Yes I am still a member and agree with both Andy and Tony.

The course does have massive potential and is a stern test of golf, not only on the holes but the fact the wind usually blows normally quite hard.

It does need some TLC but I have seen improvements since March and the course now looks like a golf course with the fairways cut nicely and the rough defined into fringe and deep stuff. Some nice little touches have also taken place with benches on teeing holes, new hole signs, (even new holes and flags) and more ball cleaning gizmos.

The down side is the greens which as Andy says are not great and have been slightly lost. Speaking to a greenkeeper probably about a fortnight ago there had not been much rain in the area and the greens had become hard and were not growing sufficently. However, since then we have had a lot of rain so hopefully this will change.

As alluded to the owner by all accounts did not have a great relationship with the golf committee and had trouble keeping staff, hence the state of the greens as a new greenkeeper is now in place so hopefully this will improve the condition.

This is my second year there and the course is much improved over the last 3 months. I did not feel it was as wet as last season over the winter and perhaps the course suffers by the fact it is almost always open (think it has been twice in my time) and the greens in play.

As with Tony I have not met many members (prob 10) but I also do not play in the comps at the moment, tending to play later in the day when the course is empty. I also feel that last summer it did become part muni with all and sundry being allowed on, pushing the dress code to the limit at times!!!!

I get out of the course what I want and have no complaints for what I pay and always enjoy playing there. There are some excellant holes and you do need to plot your way around the many water hazards to score well.


----------



## Handycap (May 18, 2009)

Hi bazlambo,

I sincerely hope the future of the club becomes clearer for you this year. I can't re-iterate enough how much I enjoyed playing it last week and how, with a bit of investment, could be deemed not just a good course, but a great course.

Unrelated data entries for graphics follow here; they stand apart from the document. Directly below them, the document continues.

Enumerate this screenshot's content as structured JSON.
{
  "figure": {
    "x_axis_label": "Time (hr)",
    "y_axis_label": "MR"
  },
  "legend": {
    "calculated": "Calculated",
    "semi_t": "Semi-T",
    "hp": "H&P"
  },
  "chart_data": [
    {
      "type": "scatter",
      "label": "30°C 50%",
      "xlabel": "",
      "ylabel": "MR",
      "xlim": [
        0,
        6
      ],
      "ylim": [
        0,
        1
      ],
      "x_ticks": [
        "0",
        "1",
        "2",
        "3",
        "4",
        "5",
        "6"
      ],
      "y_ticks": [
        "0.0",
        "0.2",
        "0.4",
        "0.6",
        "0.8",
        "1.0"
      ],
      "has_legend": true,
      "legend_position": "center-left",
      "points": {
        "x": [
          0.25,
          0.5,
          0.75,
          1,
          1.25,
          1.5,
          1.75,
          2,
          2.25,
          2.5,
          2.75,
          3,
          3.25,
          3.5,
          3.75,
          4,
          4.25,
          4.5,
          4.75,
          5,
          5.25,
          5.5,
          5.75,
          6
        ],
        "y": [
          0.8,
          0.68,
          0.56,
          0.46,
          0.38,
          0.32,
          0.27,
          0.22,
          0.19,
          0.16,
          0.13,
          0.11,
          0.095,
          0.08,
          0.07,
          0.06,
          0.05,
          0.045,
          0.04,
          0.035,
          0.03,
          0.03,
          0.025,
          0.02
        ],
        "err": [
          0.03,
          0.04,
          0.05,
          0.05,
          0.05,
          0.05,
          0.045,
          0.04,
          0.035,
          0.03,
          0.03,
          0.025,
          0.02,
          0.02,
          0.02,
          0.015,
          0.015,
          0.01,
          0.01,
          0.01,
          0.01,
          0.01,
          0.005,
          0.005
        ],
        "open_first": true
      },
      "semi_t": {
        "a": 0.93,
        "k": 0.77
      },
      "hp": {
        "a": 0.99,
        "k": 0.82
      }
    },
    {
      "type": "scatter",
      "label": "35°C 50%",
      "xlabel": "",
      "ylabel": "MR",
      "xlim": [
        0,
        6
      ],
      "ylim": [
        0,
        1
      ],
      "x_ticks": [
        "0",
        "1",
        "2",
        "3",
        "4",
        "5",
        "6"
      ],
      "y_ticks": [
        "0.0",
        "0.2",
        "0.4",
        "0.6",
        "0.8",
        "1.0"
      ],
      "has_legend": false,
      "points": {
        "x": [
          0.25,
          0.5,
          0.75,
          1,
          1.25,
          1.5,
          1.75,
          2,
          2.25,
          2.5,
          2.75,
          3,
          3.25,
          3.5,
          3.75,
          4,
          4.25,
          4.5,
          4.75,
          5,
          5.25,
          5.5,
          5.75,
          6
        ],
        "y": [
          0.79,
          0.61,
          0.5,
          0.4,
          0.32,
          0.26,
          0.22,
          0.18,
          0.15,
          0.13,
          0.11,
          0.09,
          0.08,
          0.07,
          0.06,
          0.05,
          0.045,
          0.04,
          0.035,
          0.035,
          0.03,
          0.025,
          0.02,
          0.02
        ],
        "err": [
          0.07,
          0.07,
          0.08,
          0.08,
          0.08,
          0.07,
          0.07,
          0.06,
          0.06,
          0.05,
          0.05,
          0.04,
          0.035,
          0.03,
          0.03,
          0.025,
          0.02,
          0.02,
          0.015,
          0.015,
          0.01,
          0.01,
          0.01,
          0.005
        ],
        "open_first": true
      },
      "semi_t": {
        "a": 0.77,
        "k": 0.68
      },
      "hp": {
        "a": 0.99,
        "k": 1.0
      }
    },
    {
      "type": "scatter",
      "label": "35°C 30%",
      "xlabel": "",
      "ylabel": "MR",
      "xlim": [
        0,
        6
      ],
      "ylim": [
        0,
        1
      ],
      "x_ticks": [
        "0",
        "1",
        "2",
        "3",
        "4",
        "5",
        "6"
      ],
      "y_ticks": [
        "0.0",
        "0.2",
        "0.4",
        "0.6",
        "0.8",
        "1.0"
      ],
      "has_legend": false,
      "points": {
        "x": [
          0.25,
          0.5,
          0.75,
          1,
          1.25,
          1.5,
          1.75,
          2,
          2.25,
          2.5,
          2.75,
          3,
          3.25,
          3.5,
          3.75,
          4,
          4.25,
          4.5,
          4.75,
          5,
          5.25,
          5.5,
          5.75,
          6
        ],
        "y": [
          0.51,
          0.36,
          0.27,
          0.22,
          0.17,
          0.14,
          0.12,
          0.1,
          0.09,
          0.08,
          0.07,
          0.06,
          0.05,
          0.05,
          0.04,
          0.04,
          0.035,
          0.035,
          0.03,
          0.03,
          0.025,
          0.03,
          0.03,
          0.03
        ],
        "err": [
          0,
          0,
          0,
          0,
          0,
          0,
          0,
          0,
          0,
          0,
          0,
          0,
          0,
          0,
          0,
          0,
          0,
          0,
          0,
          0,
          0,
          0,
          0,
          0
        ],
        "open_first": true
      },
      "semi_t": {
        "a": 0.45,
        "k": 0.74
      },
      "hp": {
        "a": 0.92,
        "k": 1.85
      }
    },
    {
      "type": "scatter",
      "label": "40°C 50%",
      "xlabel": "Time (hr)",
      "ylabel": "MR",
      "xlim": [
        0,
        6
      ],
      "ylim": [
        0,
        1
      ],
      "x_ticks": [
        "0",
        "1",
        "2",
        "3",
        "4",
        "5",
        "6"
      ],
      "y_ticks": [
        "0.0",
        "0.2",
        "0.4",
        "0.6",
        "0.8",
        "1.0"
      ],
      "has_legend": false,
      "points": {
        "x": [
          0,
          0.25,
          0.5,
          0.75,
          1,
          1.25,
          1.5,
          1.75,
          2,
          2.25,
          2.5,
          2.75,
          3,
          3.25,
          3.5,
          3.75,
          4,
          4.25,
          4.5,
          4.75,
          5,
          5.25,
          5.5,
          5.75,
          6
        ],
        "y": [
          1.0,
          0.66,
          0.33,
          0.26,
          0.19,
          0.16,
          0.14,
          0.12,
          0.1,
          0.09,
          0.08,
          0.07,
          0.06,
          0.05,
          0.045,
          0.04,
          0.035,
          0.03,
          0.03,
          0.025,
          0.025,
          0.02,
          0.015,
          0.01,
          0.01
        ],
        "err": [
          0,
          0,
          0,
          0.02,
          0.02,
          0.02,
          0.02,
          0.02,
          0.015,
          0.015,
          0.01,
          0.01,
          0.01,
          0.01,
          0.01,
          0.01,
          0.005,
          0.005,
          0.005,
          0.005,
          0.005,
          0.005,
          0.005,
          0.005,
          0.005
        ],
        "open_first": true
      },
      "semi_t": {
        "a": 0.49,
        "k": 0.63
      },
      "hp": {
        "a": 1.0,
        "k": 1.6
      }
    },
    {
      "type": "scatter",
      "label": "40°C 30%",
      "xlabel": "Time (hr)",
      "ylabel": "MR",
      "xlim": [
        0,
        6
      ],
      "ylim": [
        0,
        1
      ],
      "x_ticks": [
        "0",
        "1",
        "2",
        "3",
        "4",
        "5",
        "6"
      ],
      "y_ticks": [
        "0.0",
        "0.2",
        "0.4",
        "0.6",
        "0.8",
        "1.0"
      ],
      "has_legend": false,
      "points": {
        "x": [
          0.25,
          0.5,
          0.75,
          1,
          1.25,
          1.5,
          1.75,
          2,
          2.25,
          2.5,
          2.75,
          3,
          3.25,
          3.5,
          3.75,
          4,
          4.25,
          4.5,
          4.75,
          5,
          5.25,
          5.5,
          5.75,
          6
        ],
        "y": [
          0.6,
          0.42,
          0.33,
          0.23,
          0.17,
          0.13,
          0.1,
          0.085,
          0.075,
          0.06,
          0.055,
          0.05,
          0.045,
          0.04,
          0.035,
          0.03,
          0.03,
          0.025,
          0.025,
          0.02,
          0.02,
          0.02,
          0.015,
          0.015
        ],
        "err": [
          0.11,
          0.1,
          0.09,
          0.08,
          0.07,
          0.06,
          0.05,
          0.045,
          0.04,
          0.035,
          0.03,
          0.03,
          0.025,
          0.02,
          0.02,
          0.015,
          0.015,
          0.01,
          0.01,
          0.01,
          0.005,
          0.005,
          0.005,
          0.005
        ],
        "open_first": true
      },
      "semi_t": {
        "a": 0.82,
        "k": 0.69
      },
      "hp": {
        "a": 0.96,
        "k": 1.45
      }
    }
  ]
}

Tony mentioned that the owner passed away recently and that he didn't have a close relationship with the members. If the club were to be sold, could it become a members club and would the current membership be interested in raising the funds? Whilst excessive society guests can impinge on tee availability and wear and tear to the course, they are good revenue for the club. 

I feel if the club house and the surrounding environs could be smartened up a bit, the place would look that much more attractive and would encourage word of mouth and repeat business. 

As I said before, there is nothing wrong with the clubhouse; it really is an impressive building and could look magnificent if the area surrounding it looked good too. I noticed a spiral staircase leading upstairs. Is there another bar with a balcony up there? The marquee doesn't look out of place either, and combined with the club house offers an enormous facility for both golf and non golf related events.

All the best for the future

Rick.


----------



## TonyN (May 18, 2009)

Rick the staircase leads to a sort of indoor balcony that looks out over the course. Never seen anyone use it in my time there, infact only ever seen 4 peopl in the club house after a round.


----------